Liquid Crystal Metalens Enables Electric Zoom

A metalens developed by researchers from Cornell University and Samsung Advanced Institute of Technology can be focused using voltage rather than by mechanically moving its components. The lens, a proof of concept, is the first of its kind, the researchers reported, and opens possibilities to compact varifocal lenses. Those lenses could be used in imaging applications that include satellites, telescopes, and microscopes.

Researchers merged a metalens with liquid crystals to tailor the metalens’s local phase response. This allowed the researchers to vary the focus of the metalens in a controlled way by varying the voltage applied across the device.

Conceptual rendering of an ultrathin, electrically tunable metalens developed by Cornell and Samsung engineers. Courtesy of Daniil Shilkin.

The combination, said Melissa Bosch, first author and a doctoral student in the lab of Gennady Shvets, professor of applied and engineering physics and senior author of the paper, yielded an ultrathin, electrically tunable lens that was capable of continuous zoom. It also demonstrated up to 20% total focal length shift, she said.
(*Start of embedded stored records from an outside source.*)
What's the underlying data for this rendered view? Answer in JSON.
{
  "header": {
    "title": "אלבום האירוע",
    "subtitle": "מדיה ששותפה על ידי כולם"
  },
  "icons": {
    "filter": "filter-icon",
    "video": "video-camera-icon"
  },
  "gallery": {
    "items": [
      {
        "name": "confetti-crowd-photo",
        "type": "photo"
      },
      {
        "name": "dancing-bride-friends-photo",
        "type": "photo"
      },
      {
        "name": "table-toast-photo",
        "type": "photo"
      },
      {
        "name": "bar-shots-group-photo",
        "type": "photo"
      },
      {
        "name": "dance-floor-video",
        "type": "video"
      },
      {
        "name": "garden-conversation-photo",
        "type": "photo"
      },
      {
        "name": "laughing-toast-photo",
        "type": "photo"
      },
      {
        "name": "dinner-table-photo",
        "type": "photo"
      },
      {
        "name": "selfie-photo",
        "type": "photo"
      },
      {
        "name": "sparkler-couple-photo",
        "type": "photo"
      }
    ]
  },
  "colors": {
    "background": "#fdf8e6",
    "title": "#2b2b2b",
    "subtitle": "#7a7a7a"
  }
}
Samsung researchers plan to develop the technology for use in augmented reality glasses, Bosch said. She said there are many other possible applications for the technology: replacing optical lenses in satellites, spacecraft, drones, night-vision goggles, endoscopes, and other contexts where space and weight are priorities.

Maxim Shcherbakov, a postdoctoral associate in the Shvets lab and corresponding author of the paper, said researchers have made progress in marrying liquid crystals to nanostructures for the past decade. Nobody, however, had applied this to lenses, he said.

“For instance,” Shcherbakov said, “this lens works at a single wavelength, red, but it will be much more useful when it can work across the color spectrum — red, green, blue.”

The Cornell group is working toward a multiwavelength varifocal version of the metalens using the existing platform as a starting point.

“The optimization procedure for other wavelengths is very similar to that of red. In some ways, the hardest step is already finished, so no, it is simply a matter of building on the work already done,” Bosch said.

The work was supported by the Global Research Outreach program of the Samsung Advanced Institute of Technology and by the Cornell Center for Materials Research with funding from the National Science Foundation and the U.S. Office of Naval Research.

The research was published in Nano Letters (www.doi.org/10.1021/acs.nanolett.1c00356).